Back in the last decade of the last century, before the dawn of “You Tube” and other internet based platforms, we were essentially beholden to the knowledge of our sensei. Yes, there were books and the odd seminar to corroborate technique, but those were not as readily accessible as the tools that we have at our fingertips today. I can clearly recall my own unscientific methods of keeping technical integrity… I would accept only techniques which overlapped between my current sensei and previous sensei. Any novel concept was viewed with much suspicion, and really was adopted only after much reflection and research…on “You Tube”!
If memory serves me correctly, You Tube came about somewhere in the middle of the first decade of the new millennium…shortly after I met sensei Johnston. I recall struggling with sensei’s concept of the direct hip rotation, when performing forward moving shuto uke in kokutsudachi…as we do in the kata Bassai Dai. It was novel. I had never heard of it, and stubborn me refused to adopt it. Sensei was so patient with me, I am guessing because he knew that I had a need to really believe before I could sincerely accept. For my part, I would quietly practice his move outside of the dojo. I’d think, and play with the concept, and play back his reasonings for doing the move unlike anyone I had ever met before. Then one day, as I was browsing through old black and white footage of Funakoshi sensei on You Tube, I saw it. There it was! The “novel” concept of direct rotation being performed before my eyes, by none other than the father and founder of shotokan karate! The very next day, I accepted and adopted the technique, and have since incorporated it in my own teaching and application to kata.
What followed from that discovery, was a frenzied desire to discover more and more. I’d constantly approach sensei with new found discoveries on a slew of techniques, most of which he’d patiently listen to and rebut with his two favorite lines…”Hessam, you think too much”, and “Hessam, don’t try to reinvent the wheel”. And he was absolutely correct.

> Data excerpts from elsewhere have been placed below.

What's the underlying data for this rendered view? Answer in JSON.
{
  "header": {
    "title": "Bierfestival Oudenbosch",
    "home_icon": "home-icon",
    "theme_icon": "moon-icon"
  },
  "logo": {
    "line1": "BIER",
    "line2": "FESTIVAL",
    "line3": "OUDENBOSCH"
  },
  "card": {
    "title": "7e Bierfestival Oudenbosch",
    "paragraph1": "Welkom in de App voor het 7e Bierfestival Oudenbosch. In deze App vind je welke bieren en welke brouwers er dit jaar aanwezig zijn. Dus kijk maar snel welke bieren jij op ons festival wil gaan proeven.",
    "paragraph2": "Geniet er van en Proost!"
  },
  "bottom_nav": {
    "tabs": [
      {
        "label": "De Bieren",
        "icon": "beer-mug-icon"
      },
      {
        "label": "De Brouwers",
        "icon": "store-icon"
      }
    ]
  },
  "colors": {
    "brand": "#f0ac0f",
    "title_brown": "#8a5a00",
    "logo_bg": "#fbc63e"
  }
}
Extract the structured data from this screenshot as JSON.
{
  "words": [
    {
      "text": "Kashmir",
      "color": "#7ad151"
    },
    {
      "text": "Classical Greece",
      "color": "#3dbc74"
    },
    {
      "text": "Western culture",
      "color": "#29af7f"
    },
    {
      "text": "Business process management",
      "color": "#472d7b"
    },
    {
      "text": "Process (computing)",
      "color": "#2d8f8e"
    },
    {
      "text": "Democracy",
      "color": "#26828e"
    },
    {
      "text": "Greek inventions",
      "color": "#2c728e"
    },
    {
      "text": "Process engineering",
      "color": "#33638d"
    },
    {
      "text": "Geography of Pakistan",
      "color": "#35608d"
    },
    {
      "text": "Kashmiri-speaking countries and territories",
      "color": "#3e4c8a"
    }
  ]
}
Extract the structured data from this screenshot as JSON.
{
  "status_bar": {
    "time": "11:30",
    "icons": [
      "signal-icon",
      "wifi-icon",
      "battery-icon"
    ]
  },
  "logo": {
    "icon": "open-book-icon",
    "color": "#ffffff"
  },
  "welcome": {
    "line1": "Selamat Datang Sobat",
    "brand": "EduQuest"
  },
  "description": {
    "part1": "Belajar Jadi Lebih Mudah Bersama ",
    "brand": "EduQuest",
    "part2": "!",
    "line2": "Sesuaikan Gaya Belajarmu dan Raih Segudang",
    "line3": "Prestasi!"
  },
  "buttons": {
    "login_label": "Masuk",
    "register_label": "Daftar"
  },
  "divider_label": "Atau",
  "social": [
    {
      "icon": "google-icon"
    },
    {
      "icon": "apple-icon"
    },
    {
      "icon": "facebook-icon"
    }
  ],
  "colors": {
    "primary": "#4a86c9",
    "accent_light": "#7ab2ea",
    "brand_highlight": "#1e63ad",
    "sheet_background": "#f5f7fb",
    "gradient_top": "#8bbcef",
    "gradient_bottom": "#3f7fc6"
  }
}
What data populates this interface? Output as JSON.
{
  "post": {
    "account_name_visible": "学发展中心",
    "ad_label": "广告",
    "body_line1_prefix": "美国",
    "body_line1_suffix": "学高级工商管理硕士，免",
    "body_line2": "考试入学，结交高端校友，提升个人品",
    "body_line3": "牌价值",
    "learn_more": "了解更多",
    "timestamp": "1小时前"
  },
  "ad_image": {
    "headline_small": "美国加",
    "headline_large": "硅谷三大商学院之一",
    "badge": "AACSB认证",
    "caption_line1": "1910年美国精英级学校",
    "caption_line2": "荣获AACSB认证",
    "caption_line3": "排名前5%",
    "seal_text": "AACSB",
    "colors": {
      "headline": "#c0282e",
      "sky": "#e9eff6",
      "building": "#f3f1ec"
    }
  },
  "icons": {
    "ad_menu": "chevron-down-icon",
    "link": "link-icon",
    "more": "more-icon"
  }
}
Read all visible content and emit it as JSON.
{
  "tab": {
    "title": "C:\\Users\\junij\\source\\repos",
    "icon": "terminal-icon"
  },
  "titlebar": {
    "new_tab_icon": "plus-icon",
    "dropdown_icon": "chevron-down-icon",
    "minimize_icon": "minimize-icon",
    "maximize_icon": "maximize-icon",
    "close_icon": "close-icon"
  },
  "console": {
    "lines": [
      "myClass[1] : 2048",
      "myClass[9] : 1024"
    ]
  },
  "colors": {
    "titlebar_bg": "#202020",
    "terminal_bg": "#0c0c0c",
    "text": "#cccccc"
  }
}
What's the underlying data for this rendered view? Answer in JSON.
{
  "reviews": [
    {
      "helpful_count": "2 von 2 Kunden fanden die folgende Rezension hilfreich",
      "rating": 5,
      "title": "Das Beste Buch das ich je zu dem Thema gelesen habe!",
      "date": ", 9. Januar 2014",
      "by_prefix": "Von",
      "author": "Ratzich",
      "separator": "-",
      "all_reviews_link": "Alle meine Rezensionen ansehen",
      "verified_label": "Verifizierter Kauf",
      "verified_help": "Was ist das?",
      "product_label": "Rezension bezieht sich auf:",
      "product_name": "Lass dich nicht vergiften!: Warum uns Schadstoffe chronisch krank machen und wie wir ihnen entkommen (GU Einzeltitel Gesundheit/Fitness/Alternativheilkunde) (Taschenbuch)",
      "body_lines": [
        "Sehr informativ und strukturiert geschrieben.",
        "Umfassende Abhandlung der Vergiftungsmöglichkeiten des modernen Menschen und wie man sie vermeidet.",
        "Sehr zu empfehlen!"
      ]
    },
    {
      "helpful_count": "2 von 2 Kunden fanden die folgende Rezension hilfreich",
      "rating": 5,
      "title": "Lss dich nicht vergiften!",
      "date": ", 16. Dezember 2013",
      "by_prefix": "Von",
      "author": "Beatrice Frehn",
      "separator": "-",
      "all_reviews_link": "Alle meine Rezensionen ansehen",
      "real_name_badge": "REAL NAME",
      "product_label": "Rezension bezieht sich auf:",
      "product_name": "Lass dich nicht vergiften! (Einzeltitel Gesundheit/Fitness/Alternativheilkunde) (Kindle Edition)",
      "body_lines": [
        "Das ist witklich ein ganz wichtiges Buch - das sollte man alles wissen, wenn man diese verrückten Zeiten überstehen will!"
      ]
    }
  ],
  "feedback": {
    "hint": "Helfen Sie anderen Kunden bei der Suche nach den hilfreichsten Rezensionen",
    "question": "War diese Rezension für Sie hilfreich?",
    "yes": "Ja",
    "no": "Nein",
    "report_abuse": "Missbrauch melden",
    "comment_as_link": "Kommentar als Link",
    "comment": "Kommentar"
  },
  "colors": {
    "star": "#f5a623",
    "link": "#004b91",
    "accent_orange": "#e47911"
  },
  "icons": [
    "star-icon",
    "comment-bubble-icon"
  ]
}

Herein lies the double edged sword of technology. While there’s access to information that can lead to deeper knowledge, there’s also too much information that can inundate the integrity of one’s pursuits. What was once the bread butter of technique…simple, broad, efficient and generally effective, becomes the artisan version technical snobbery…complex, convoluted, and only effective in certain minority conditions. It becomes, really a pursuit of knowledge for knowledge’s sake or worse yet, for ego’s sake. It takes karate-do practice away from its intended purpose, to entertainment…in this case intellectual entertainment. As sensei would often say… “you can’t learn karate from a book”, and as I say to my students, “you can’t learn karate from You Tube”. At some point one has to put the pontification aside, and one has to simply “do it”. Don’t think too much, don’t try to reinvent the wheel. Just do, and just be.